Indeed, the print issue of today's Star-Bulletin places the tsunami advisory on page 5, while the front page displays the headline, "Tourists Returning."

We live near Waikiki, on the lower slope of Diamond Head, two short blocks from the sea. The warning sirens went off at 6 a.m., and they're going off again now, although much more faintly than the first-of-the-month test blasts. (According to the T.V. news, the Waikiki siren is down. Hmmm....) Soon I have to head for the hills. The fire trucks are circulating through the lower neighborhood with their loudspeakers blasting, "Attention. Attention. This is an emergency evacuation. Head for higher ground. Do not delay."

But are we in the evacuation zone? We're in the upper neighborhood, on the mountainside, or mauka, of Diamond Head Road. The warning trucks are sticking to the road itself, or makai of it. In the Internet and mobile age, television news says look in our phone books for tsunami evacuation zone maps. Uh-oh, good green citizen, did you already recycle yours? Tsk-tsk, you're supposed to keep the new ones. KHON, the NBC affiliate, suggests looking at their website, but provides no URL. All the government evacuation websites have crashed.

Our phone book map says we're okay where we are. Still, "Water's very fluid, so you never know," as cute weather forecaster Justin Fujioka says.

So we're about to head for the hills, literally, hiking up Diamond Head behind and above our house.

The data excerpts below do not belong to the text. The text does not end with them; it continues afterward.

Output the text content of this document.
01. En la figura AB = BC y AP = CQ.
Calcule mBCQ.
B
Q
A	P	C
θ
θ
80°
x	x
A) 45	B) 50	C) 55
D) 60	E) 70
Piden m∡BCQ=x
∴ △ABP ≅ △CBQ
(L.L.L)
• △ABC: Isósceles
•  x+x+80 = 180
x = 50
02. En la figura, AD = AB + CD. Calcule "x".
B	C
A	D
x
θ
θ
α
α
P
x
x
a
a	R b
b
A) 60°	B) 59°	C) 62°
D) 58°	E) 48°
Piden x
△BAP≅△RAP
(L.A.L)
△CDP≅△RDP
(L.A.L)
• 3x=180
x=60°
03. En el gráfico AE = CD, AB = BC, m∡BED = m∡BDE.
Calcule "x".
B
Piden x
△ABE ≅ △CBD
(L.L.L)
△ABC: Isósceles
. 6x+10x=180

Before I set forth, GreenerPenny has to provide a note on how we are disaster prepping green:

  1. We walk, don't drive, out of the evacuation zone. After all, we're lucky... We were alerted as soon as the Chilean quake struck, 15 hours before any tsunami could reach Hawaii.
  • We're filling bottles with tap water to take with us.
  • Already shoppers have congested the aisles of Safeway and Costco. I took out and filled my lightweight stainless steel bottles. One of them has a built-in filter, which is cool. But in a disaster, any clean bottle you can refill will do. Forget about the hormone-disrupting plastic chemical bisphenol-A, just for a day! I can't believe I said that.

    So we're off. Will keep you posted.